Sheri Fink
ProPublica
Who should be saved first when disaster strikes? That's the question that doctors and nurses at Memorial Medical Center in New Orleans faced in the harrowing days after Hurricane Katrina when scores of patients were trapped in a building without electricity or running water. In "The Deadly Choices at Memorial," ProPublica writer and medical doctor Sheri Fink reconstructed the decisions that resulted in some patients being injected with lethal doses of morphine as others were boarded onto rescue helicopters. As a result of her two-year investigation, published in The New York Times Magazine, Fink informed the state and national debate over instituting medical guidelines on dealing with shortages of life-saving resources in the event of a disaster.
The smell of death was overpowering the moment a relief worker cracked open one of the hospital chapel's wooden doors. Inside, more than a dozen bodies lay motionless on low cots and on the ground, shrouded in white sheets. Here, a wisp of gray hair peeked out. There, a knee was flung akimbo. A pallid hand reached across a blue gown.

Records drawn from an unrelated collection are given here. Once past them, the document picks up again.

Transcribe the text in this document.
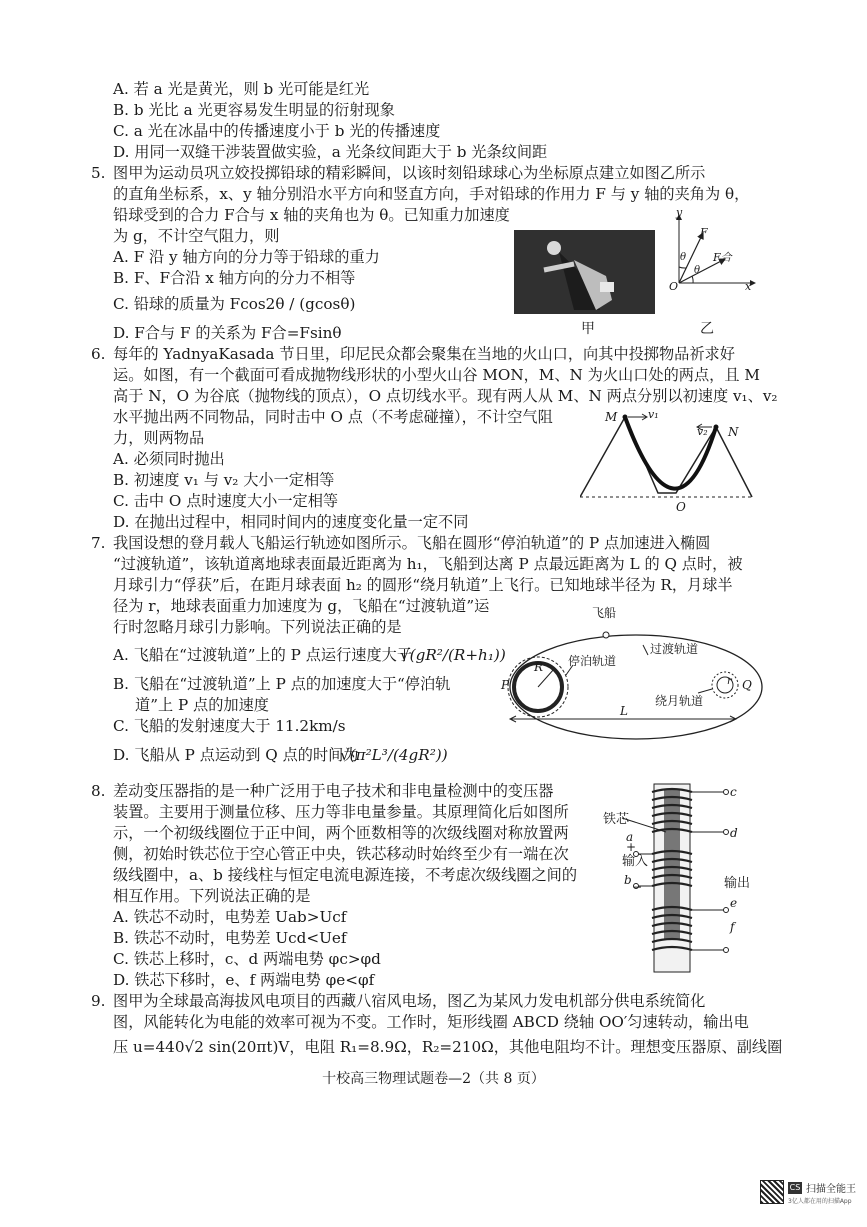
A. 若 a 光是黄光，则 b 光可能是红光
B. b 光比 a 光更容易发生明显的衍射现象
C. a 光在冰晶中的传播速度小于 b 光的传播速度
D. 用同一双缝干涉装置做实验，a 光条纹间距大于 b 光条纹间距
5. 图甲为运动员巩立姣投掷铅球的精彩瞬间，以该时刻铅球球心为坐标原点建立如图乙所示
的直角坐标系，x、y 轴分别沿水平方向和竖直方向，手对铅球的作用力 F 与 y 轴的夹角为 θ，
铅球受到的合力 F合与 x 轴的夹角也为 θ。已知重力加速度
为 g，不计空气阻力，则
A. F 沿 y 轴方向的分力等于铅球的重力
B. F、F合沿 x 轴方向的分力不相等
C. 铅球的质量为 Fcos2θ / (gcosθ)
D. F合与 F 的关系为 F合=Fsinθ	甲
y
x
O
F
F合
θ
θ
乙
6. 每年的 YadnyaKasada 节日里，印尼民众都会聚集在当地的火山口，向其中投掷物品祈求好
运。如图，有一个截面可看成抛物线形状的小型火山谷 MON，M、N 为火山口处的两点，且 M
高于 N，O 为谷底（抛物线的顶点），O 点切线水平。现有两人从 M、N 两点分别以初速度 v₁、v₂
水平抛出两不同物品，同时击中 O 点（不考虑碰撞），不计空气阻
力，则两物品
A. 必须同时抛出
B. 初速度 v₁ 与 v₂ 大小一定相等
C. 击中 O 点时速度大小一定相等
D. 在抛出过程中，相同时间内的速度变化量一定不同
M
N
O
v₁
v₂
7. 我国设想的登月载人飞船运行轨迹如图所示。飞船在圆形“停泊轨道”的 P 点加速进入椭圆
“过渡轨道”，该轨道离地球表面最近距离为 h₁，飞船到达离 P 点最远距离为 L 的 Q 点时，被
月球引力“俘获”后，在距月球表面 h₂ 的圆形“绕月轨道”上飞行。已知地球半径为 R，月球半
径为 r，地球表面重力加速度为 g，飞船在“过渡轨道”运
行时忽略月球引力影响。下列说法正确的是
A. 飞船在“过渡轨道”上的 P 点运行速度大于
√(gR²/(R+h₁))
B. 飞船在“过渡轨道”上 P 点的加速度大于“停泊轨
道”上 P 点的加速度
C. 飞船的发射速度大于 11.2km/s
D. 飞船从 P 点运动到 Q 点的时间为
√(π²L³/(4gR²))
飞船
过渡轨道
停泊轨道
绕月轨道
P	Q
R
r
L
8. 差动变压器指的是一种广泛用于电子技术和非电量检测中的变压器
装置。主要用于测量位移、压力等非电量参量。其原理简化后如图所
示，一个初级线圈位于正中间，两个匝数相等的次级线圈对称放置两
侧，初始时铁芯位于空心管正中央，铁芯移动时始终至少有一端在次
级线圈中，a、b 接线柱与恒定电流电源连接，不考虑次级线圈之间的
相互作用。下列说法正确的是
A. 铁芯不动时，电势差 Uab>Ucf
B. 铁芯不动时，电势差 Ucd<Uef
C. 铁芯上移时，c、d 两端电势 φc>φd
D. 铁芯下移时，e、f 两端电势 φe<φf
铁芯
a
+
输入
b −
c
d
输出
e
f
9. 图甲为全球最高海拔风电项目的西藏八宿风电场，图乙为某风力发电机部分供电系统简化
图，风能转化为电能的效率可视为不变。工作时，矩形线圈 ABCD 绕轴 OO′匀速转动，输出电
压 u=440√2 sin(20πt)V，电阻 R₁=8.9Ω，R₂=210Ω，其他电阻均不计。理想变压器原、副线圈
十校高三物理试题卷—2（共 8 页）
CS 扫描全能王
3亿人都在用的扫描App
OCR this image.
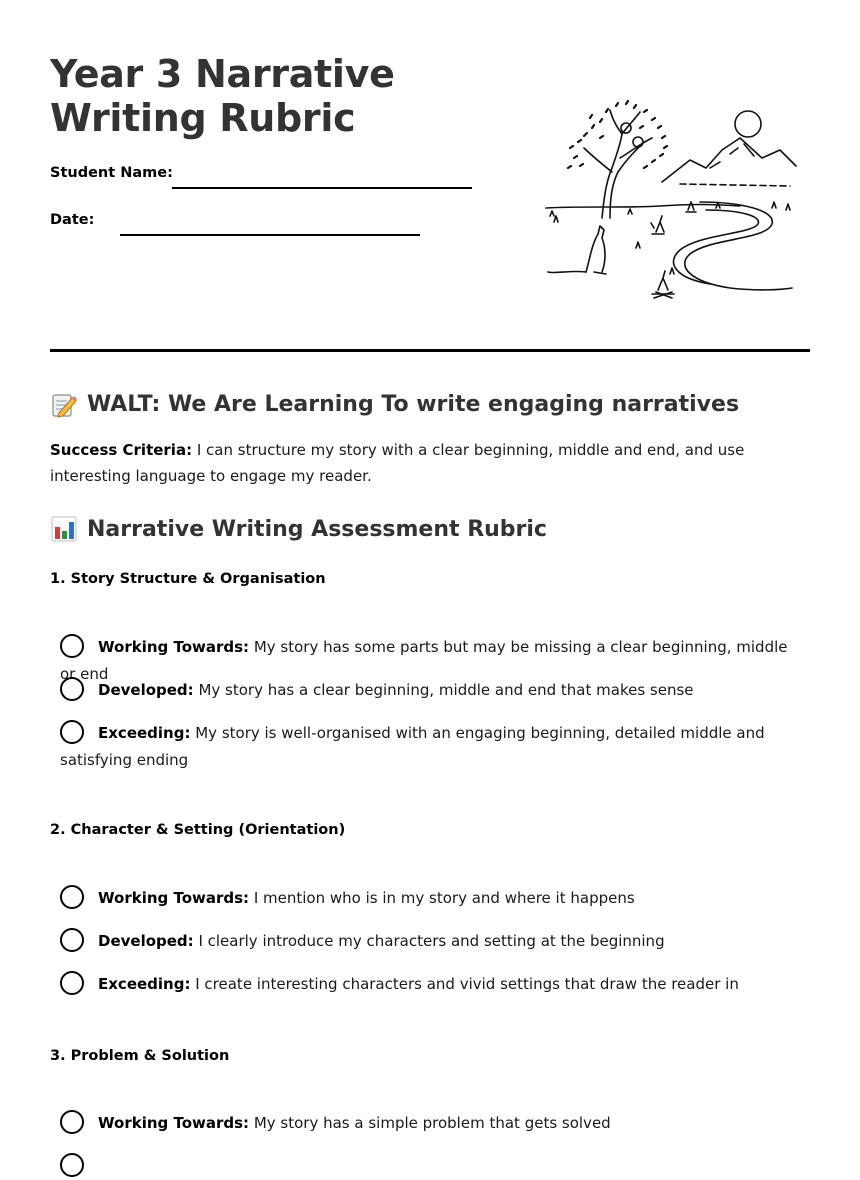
Year 3 Narrative Writing Rubric
Student Name:
Date:
WALT: We Are Learning To write engaging narratives

Success Criteria: I can structure my story with a clear beginning, middle and end, and use interesting language to engage my reader.

Narrative Writing Assessment Rubric
1. Story Structure & Organisation
Working Towards: My story has some parts but may be missing a clear beginning, middle or end
Developed: My story has a clear beginning, middle and end that makes sense
Exceeding: My story is well-organised with an engaging beginning, detailed middle and satisfying ending
2. Character & Setting (Orientation)
Working Towards: I mention who is in my story and where it happens
Developed: I clearly introduce my characters and setting at the beginning
Exceeding: I create interesting characters and vivid settings that draw the reader in
3. Problem & Solution
Working Towards: My story has a simple problem that gets solved
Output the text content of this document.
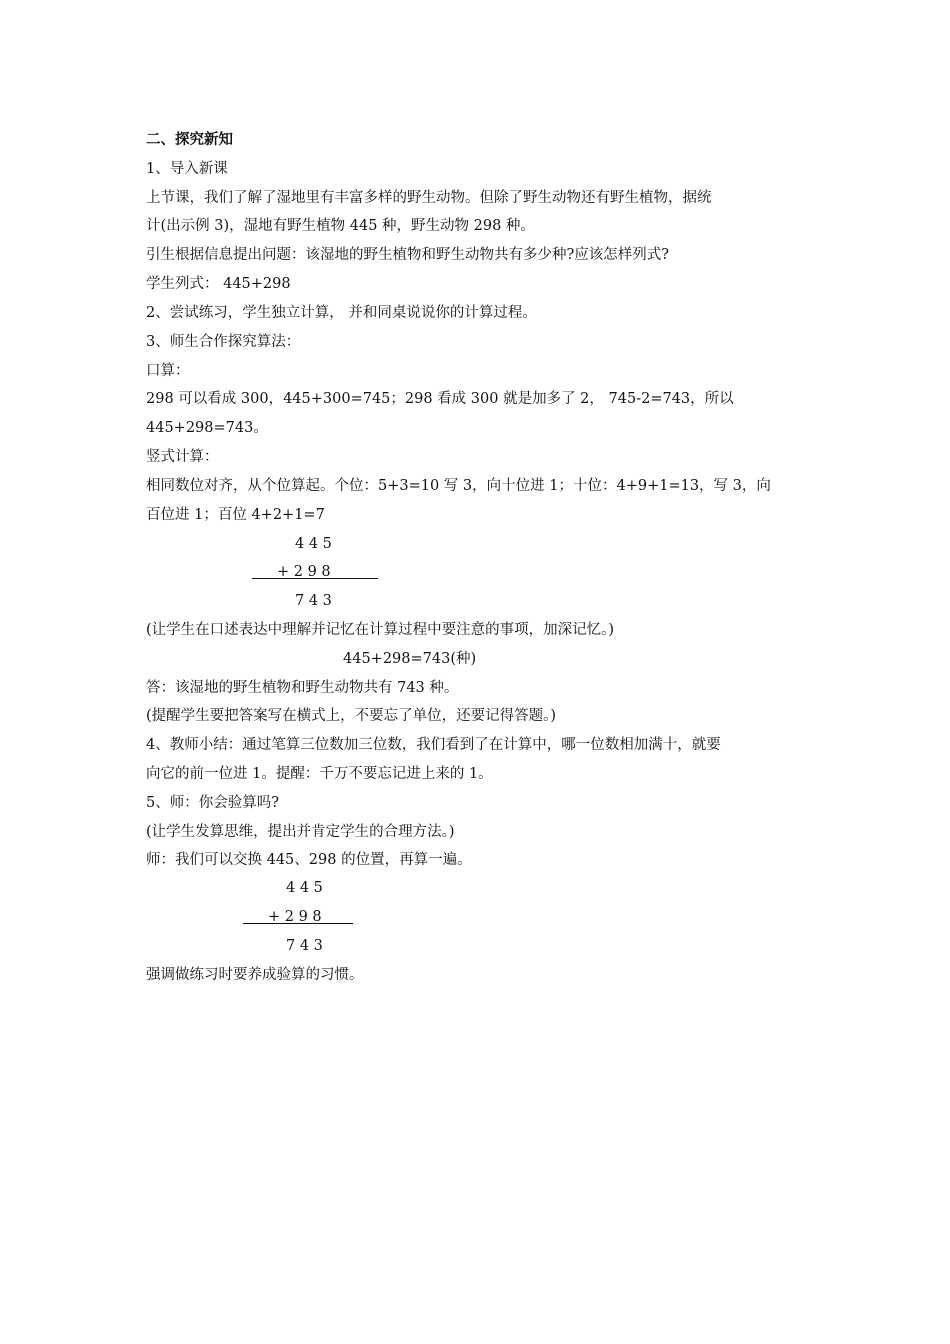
二、探究新知
1、导入新课
上节课，我们了解了湿地里有丰富多样的野生动物。但除了野生动物还有野生植物，据统
计(出示例 3)，湿地有野生植物 445 种，野生动物 298 种。
引生根据信息提出问题：该湿地的野生植物和野生动物共有多少种?应该怎样列式?
学生列式： 445+298
2、尝试练习，学生独立计算， 并和同桌说说你的计算过程。
3、师生合作探究算法：
口算：
298 可以看成 300，445+300=745；298 看成 300 就是加多了 2， 745-2=743，所以
445+298=743。
竖式计算：
相同数位对齐，从个位算起。个位：5+3=10 写 3，向十位进 1；十位：4+9+1=13，写 3，向
百位进 1；百位 4+2+1=7
4 4 5
+ 2 9 8
7 4 3
(让学生在口述表达中理解并记忆在计算过程中要注意的事项，加深记忆。)
445+298=743(种)
答：该湿地的野生植物和野生动物共有 743 种。
(提醒学生要把答案写在横式上，不要忘了单位，还要记得答题。)
4、教师小结：通过笔算三位数加三位数，我们看到了在计算中，哪一位数相加满十，就要
向它的前一位进 1。提醒：千万不要忘记进上来的 1。
5、师：你会验算吗?
(让学生发算思维，提出并肯定学生的合理方法。)
师：我们可以交换 445、298 的位置，再算一遍。
4 4 5
+ 2 9 8
7 4 3
强调做练习时要养成验算的习惯。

Within days, the grisly tableau became the focus of an investigation into what happened when the floodwaters of Hurricane Katrina marooned Memorial Medical Center in Uptown New Orleans. The hurricane knocked out power and running water and sent the temperatures inside above 100 degrees. Still, investigators were surprised at the number of bodies in the makeshift morgue and were stunned when health care workers charged that a well-regarded doctor and two respected nurses had hastened the deaths of some patients by injecting them with lethal doses of drugs. Mortuary workers eventually carried 45 corpses from Memorial, more than from any comparable-size hospital in the drowned city.
Investigators pored over the evidence, and in July 2006, nearly a year after Katrina, Louisiana Department of Justice agents arrested the doctor and the nurses in connection with the deaths of four patients. The physician, Anna Pou, defended herself on national television, saying her role was to "help" patients "through their pain," a position she maintains today. After a New Orleans grand jury declined to indict her on second-degree murder charges, the case faded from view.
In the four years since Katrina, Pou has helped write and pass three laws in Louisiana that offer immunity to health care professionals from most civil lawsuits - though not in cases of willful misconduct - for their work in future disasters, from hurricanes to terrorist attacks to pandemic influenza. The laws also encourage prosecutors to await the findings of a medical panel before deciding whether to prosecute medical professionals. Pou has also been advising state and national medical organizations on disaster preparedness and legal reform; she has lectured on medicine and ethics at national conferences and addressed military medical trainees. In her advocacy, she argues for changing the standards of medical care in emergencies. She has said that informed consent is impossible during disasters and that doctors need to be able to evacuate the sickest or most severely injured patients last - along with those who have Do Not Resuscitate orders - an approach that she and her colleagues used as conditions worsened after Katrina.
Pou and others cite what happened at Memorial and Pou's subsequent arrest - which she has referred to as a "personal tragedy" - to justify changing the standards of care during crises. But the story of what happened in the frantic days when Memorial was cut off from the world has not been fully told. Over the past two and a half years, I have obtained previously unavailable records and interviewed dozens of people who were involved in the events at Memorial and the investigation that followed.
The interviews and documents cast the story of Pou and her colleagues in a new light. It is now evident that more medical professionals were involved in the decision to inject patients - and far more patients were injected - than was previously understood.
Dr. Sheri Fink has reported on health, medicine and science in the U.S. and from every continent except Antarctica. She was a frequent contributor to the public radio newsmagazine PRI's "The World," covering the global HIV/AIDS pandemic and international aid in development, conflict and disaster settings. Her articles have appeared in such publications as The New York Times, Discover and Scientific American.
Fink's book, War Hospital: A True Story of Surgery and Survival (Public Affairs, 2003), won the American Medical Writer's Association special book award and was a finalist for the Overseas Press Club and PEN Martha Albrand awards. Fink received her M.D. and Ph.D. from Stanford, and worked with humanitarian aid organizations in more than a half dozen emergencies in the U.S. and overseas. She has taught at Harvard, Tulane and the New School. Most recently Fink was the recipient of a Kaiser Media Fellowship in Health from the Kaiser Family Foundation and she is currently a Public Policy Scholar at the Woodrow Wilson Center.